Sokaklardan gaz kokusu, barikatlar, sloganlar eksik olmuyor. Özgürlüğü ve en temel yaşam hakkı için bir halk bedenini siper etmiş, canı pahasına direniyor. Öfkesinin hedefi ise çok net: 11 yıllık “tek adam” diktatörlüğü, zulmün ve ölümün iktidarı AKP. 4 aydır sokaklar bu yüzden dolup dolup boşalıyor. Ve hesap sormadıkça da bu halk vazgeçecek gibi görünmüyor. Hayatımızın […]

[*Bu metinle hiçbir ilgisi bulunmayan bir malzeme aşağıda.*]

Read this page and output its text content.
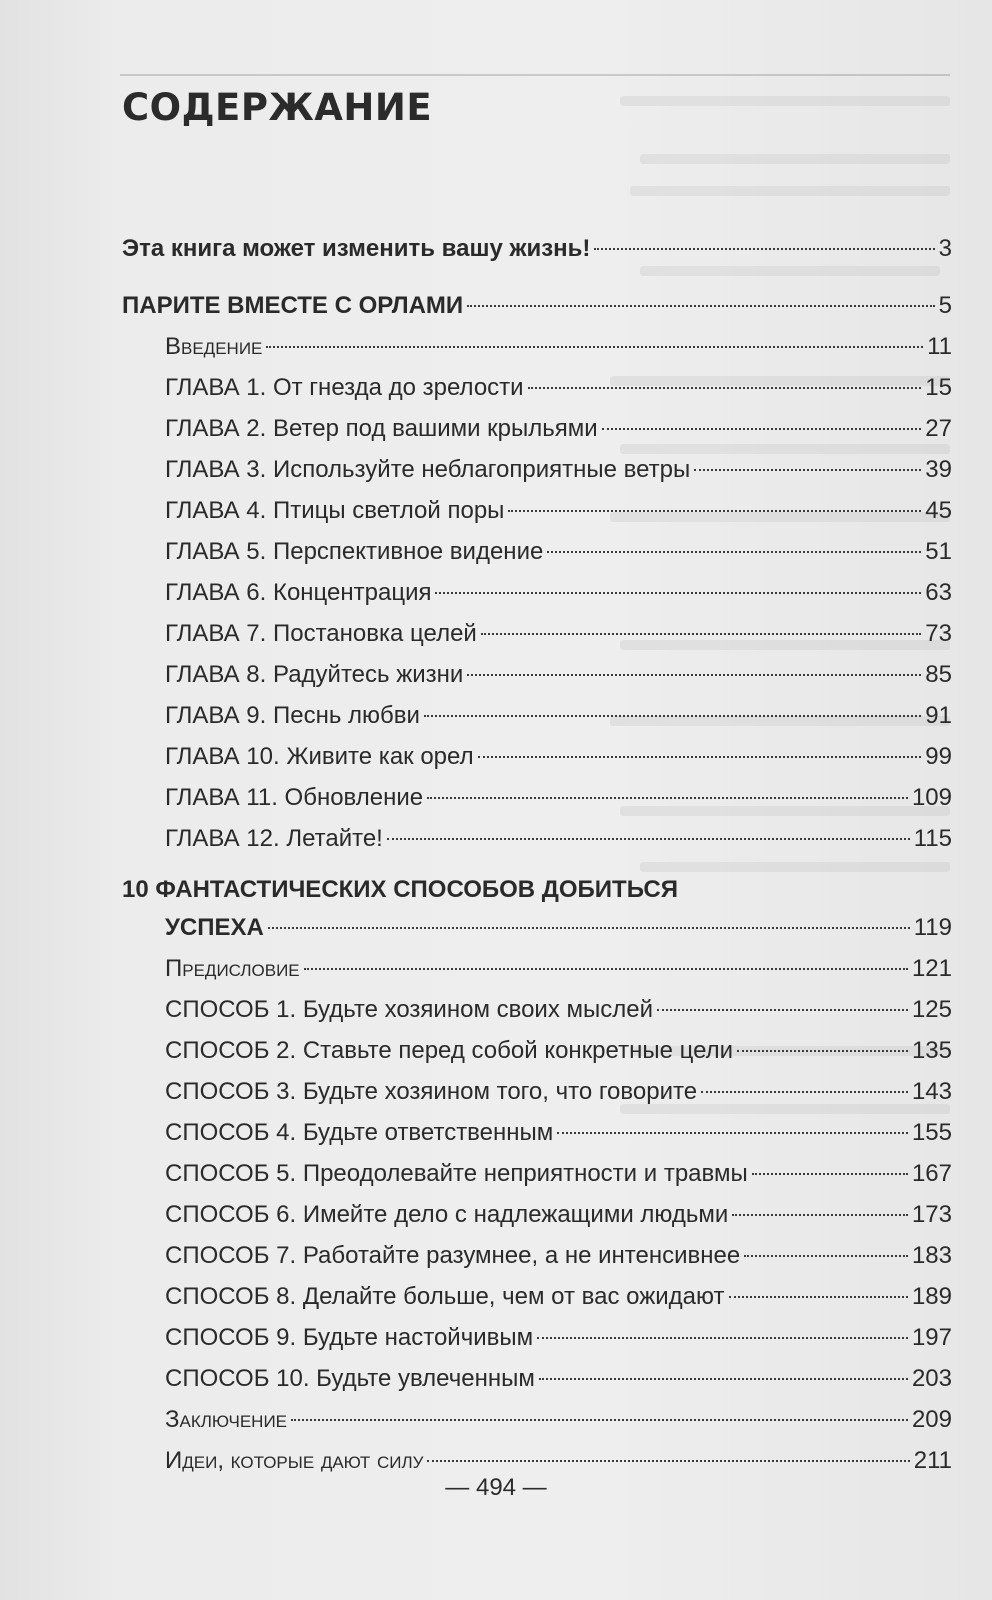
СОДЕРЖАНИЕ
Эта книга может изменить вашу жизнь!	3
ПАРИТЕ ВМЕСТЕ С ОРЛАМИ	5
Введение	11
ГЛАВА 1. От гнезда до зрелости	15
ГЛАВА 2. Ветер под вашими крыльями	27
ГЛАВА 3. Используйте неблагоприятные ветры	39
ГЛАВА 4. Птицы светлой поры	45
ГЛАВА 5. Перспективное видение	51
ГЛАВА 6. Концентрация	63
ГЛАВА 7. Постановка целей	73
ГЛАВА 8. Радуйтесь жизни	85
ГЛАВА 9. Песнь любви	91
ГЛАВА 10. Живите как орел	99
ГЛАВА 11. Обновление	109
ГЛАВА 12. Летайте!	115
10 ФАНТАСТИЧЕСКИХ СПОСОБОВ ДОБИТЬСЯ
УСПЕХА	119
Предисловие	121
СПОСОБ 1. Будьте хозяином своих мыслей	125
СПОСОБ 2. Ставьте перед собой конкретные цели	135
СПОСОБ 3. Будьте хозяином того, что говорите	143
СПОСОБ 4. Будьте ответственным	155
СПОСОБ 5. Преодолевайте неприятности и травмы	167
СПОСОБ 6. Имейте дело с надлежащими людьми	173
СПОСОБ 7. Работайте разумнее, а не интенсивнее	183
СПОСОБ 8. Делайте больше, чем от вас ожидают	189
СПОСОБ 9. Будьте настойчивым	197
СПОСОБ 10. Будьте увлеченным	203
Заключение	209
Идеи, которые дают силу	211
— 494 —
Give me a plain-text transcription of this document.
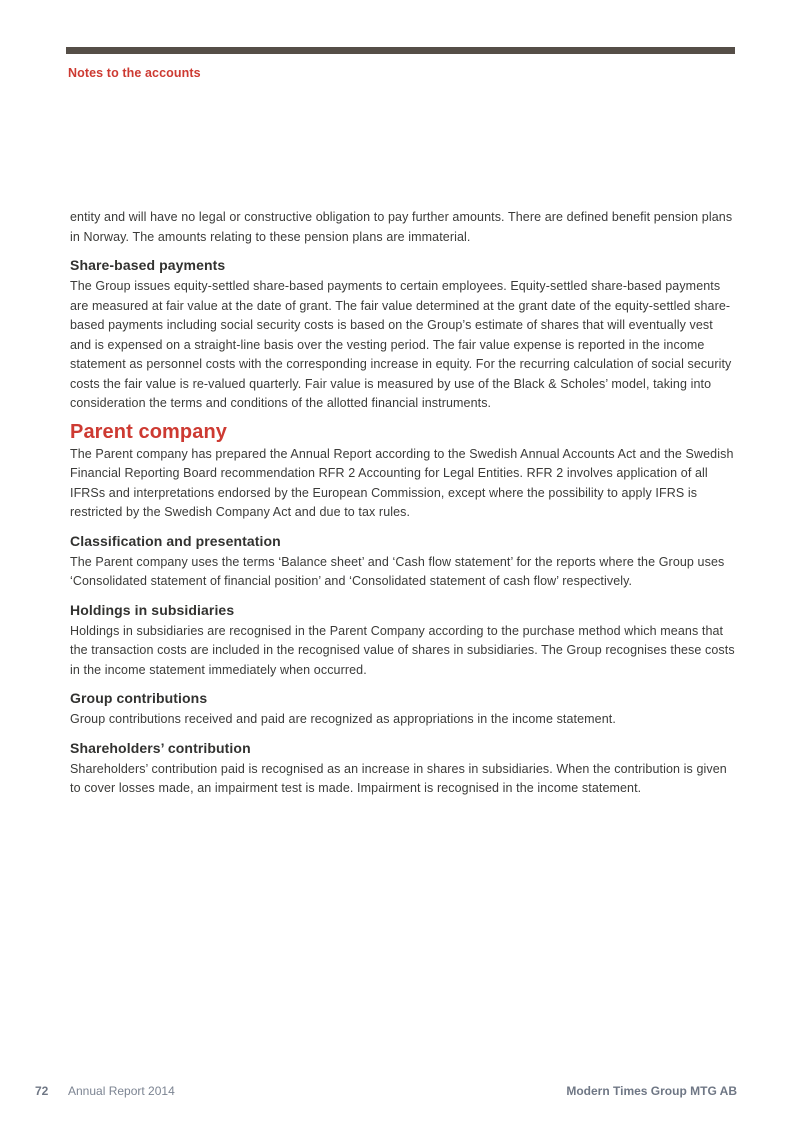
Notes to the accounts

entity and will have no legal or constructive obligation to pay further amounts. There are defined benefit pension plans in Norway. The amounts relating to these pension plans are immaterial.

Share-based payments

The Group issues equity-settled share-based payments to certain employees. Equity-settled share-based payments are measured at fair value at the date of grant. The fair value determined at the grant date of the equity-settled share-based payments including social security costs is based on the Group’s estimate of shares that will eventually vest and is expensed on a straight-line basis over the vesting period. The fair value expense is reported in the income statement as personnel costs with the corresponding increase in equity. For the recurring calculation of social security costs the fair value is re-valued quarterly. Fair value is measured by use of the Black & Scholes’ model, taking into consideration the terms and conditions of the allotted financial instruments.

Parent company

The Parent company has prepared the Annual Report according to the Swedish Annual Accounts Act and the Swedish Financial Reporting Board recommendation RFR 2 Accounting for Legal Entities. RFR 2 involves application of all IFRSs and interpretations endorsed by the European Commission, except where the possibility to apply IFRS is restricted by the Swedish Company Act and due to tax rules.

Classification and presentation

The Parent company uses the terms ‘Balance sheet’ and ‘Cash flow statement’ for the reports where the Group uses ‘Consolidated statement of financial position’ and ‘Consolidated statement of cash flow’ respectively.

Holdings in subsidiaries

Holdings in subsidiaries are recognised in the Parent Company according to the purchase method which means that the transaction costs are included in the recognised value of shares in subsidiaries. The Group recognises these costs in the income statement immediately when occurred.

Group contributions

Group contributions received and paid are recognized as appropriations in the income statement.

Shareholders’ contribution

Shareholders’ contribution paid is recognised as an increase in shares in subsidiaries. When the contribution is given to cover losses made, an impairment test is made. Impairment is recognised in the income statement.

72 Annual Report 2014	Modern Times Group MTG AB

Sokaklardan gaz kokusu, barikatlar, sloganlar eksik olmuyor. Özgürlüğü ve en temel yaşam hakkı için bir halk bedenini siper etmiş, canı pahasına direniyor. Öfkesinin hedefi ise çok net: 11 yıllık “tek adam” diktatörlüğü, zulmün ve ölümün iktidarı AKP. 4 aydır sokaklar bu yüzden dolup dolup boşalıyor. Ve hesap sormadıkça da bu halk vazgeçecek gibi görünmüyor.

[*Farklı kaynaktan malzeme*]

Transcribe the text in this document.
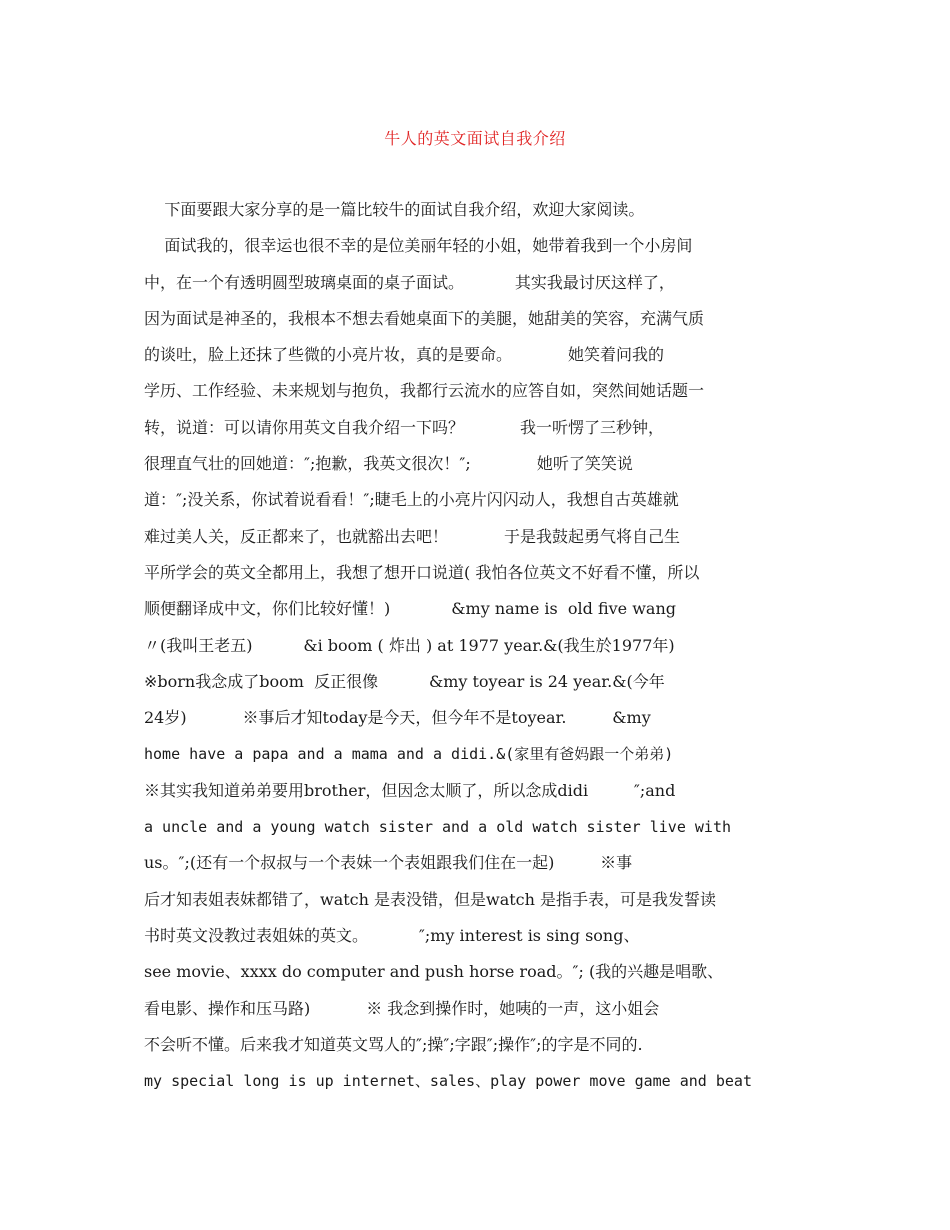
牛人的英文面试自我介绍
下面要跟大家分享的是一篇比较牛的面试自我介绍，欢迎大家阅读。
面试我的，很幸运也很不幸的是位美丽年轻的小姐，她带着我到一个小房间
中，在一个有透明圆型玻璃桌面的桌子面试。          其实我最讨厌这样了，
因为面试是神圣的，我根本不想去看她桌面下的美腿，她甜美的笑容，充满气质
的谈吐，脸上还抹了些微的小亮片妆，真的是要命。           她笑着问我的
学历、工作经验、未来规划与抱负，我都行云流水的应答自如，突然间她话题一
转，说道：可以请你用英文自我介绍一下吗？           我一听愣了三秒钟，
很理直气壮的回她道：″;抱歉，我英文很次！″;             她听了笑笑说
道：″;没关系，你试着说看看！″;睫毛上的小亮片闪闪动人，我想自古英雄就
难过美人关，反正都来了，也就豁出去吧！           于是我鼓起勇气将自己生
平所学会的英文全都用上，我想了想开口说道( 我怕各位英文不好看不懂，所以
顺便翻译成中文，你们比较好懂！)            &my name is  old five wang
〃(我叫王老五)          &i boom ( 炸出 ) at 1977 year.&(我生於1977年)
※born我念成了boom  反正很像          &my toyear is 24 year.&(今年
24岁)           ※事后才知today是今天，但今年不是toyear.         &my
home have a papa and a mama and a didi.&(家里有爸妈跟一个弟弟)
※其实我知道弟弟要用brother，但因念太顺了，所以念成didi         ″;and
a uncle and a young watch sister and a old watch sister live with
us。″;(还有一个叔叔与一个表妹一个表姐跟我们住在一起)         ※事
后才知表姐表妹都错了，watch 是表没错，但是watch 是指手表，可是我发誓读
书时英文没教过表姐妹的英文。          ″;my interest is sing song、
see movie、xxxx do computer and push horse road。″; (我的兴趣是唱歌、
看电影、操作和压马路)           ※ 我念到操作时，她咦的一声，这小姐会
不会听不懂。后来我才知道英文骂人的″;操″;字跟″;操作″;的字是不同的.
my special long is up internet、sales、play power move game and beat
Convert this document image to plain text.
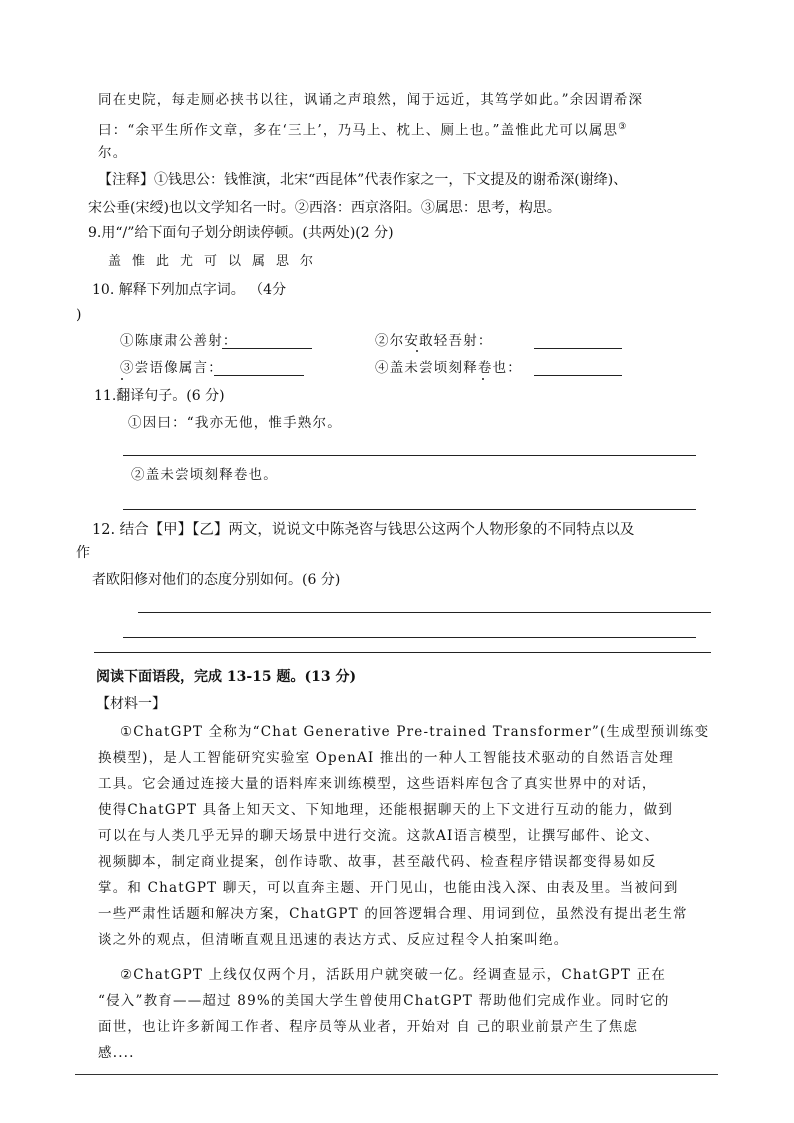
同在史院，每走厕必挟书以往，讽诵之声琅然，闻于远近，其笃学如此。”余因谓希深
曰：“余平生所作文章，多在‘三上’，乃马上、枕上、厕上也。”盖惟此尤可以属思③
尔。
【注释】①钱思公：钱惟演，北宋“西昆体”代表作家之一，下文提及的谢希深(谢绛)、
宋公垂(宋绶)也以文学知名一时。②西洛：西京洛阳。③属思：思考，构思。
9.用“/”给下面句子划分朗读停顿。(共两处)(2 分)
盖惟此尤可以属思尔
10. 解释下列加点字词。 （4分
)
①陈康肃公善射：	②尔安敢轻吾射：
③尝语像属言：	④盖未尝顷刻释卷也：
11.翻译句子。(6 分)
①因曰：“我亦无他，惟手熟尔。
②盖未尝顷刻释卷也。
12. 结合【甲】【乙】两文，说说文中陈尧咨与钱思公这两个人物形象的不同特点以及
作
者欧阳修对他们的态度分别如何。(6 分)
阅读下面语段，完成 13-15 题。(13 分)
【材料一】
①ChatGPT 全称为“Chat Generative Pre-trained Transformer”(生成型预训练变
换模型)，是人工智能研究实验室 OpenAI 推出的一种人工智能技术驱动的自然语言处理
工具。它会通过连接大量的语料库来训练模型，这些语料库包含了真实世界中的对话，
使得ChatGPT 具备上知天文、下知地理，还能根据聊天的上下文进行互动的能力，做到
可以在与人类几乎无异的聊天场景中进行交流。这款AI语言模型，让撰写邮件、论文、
视频脚本，制定商业提案，创作诗歌、故事，甚至敲代码、检查程序错误都变得易如反
掌。和 ChatGPT 聊天，可以直奔主题、开门见山，也能由浅入深、由表及里。当被问到
一些严肃性话题和解决方案，ChatGPT 的回答逻辑合理、用词到位，虽然没有提出老生常
谈之外的观点，但清晰直观且迅速的表达方式、反应过程令人拍案叫绝。
②ChatGPT 上线仅仅两个月，活跃用户就突破一亿。经调查显示，ChatGPT 正在
“侵入”教育——超过 89%的美国大学生曾使用ChatGPT 帮助他们完成作业。同时它的
面世，也让许多新闻工作者、程序员等从业者，开始对 自 己的职业前景产生了焦虑
感....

Hayatımızın son 4 ayını başka bir boyutta yaşıyoruz. Sokağa çıkan herkesin bir talebi, bir diyeceği var. Öyle ki milyonları(1) birleştiren tek başlık Tayyip’in gitmesi. Gelinen noktada AKP iktidarı boyunca görmediği bir direnişle karşı karşıya ve işi hiç olmadığı kadar zor.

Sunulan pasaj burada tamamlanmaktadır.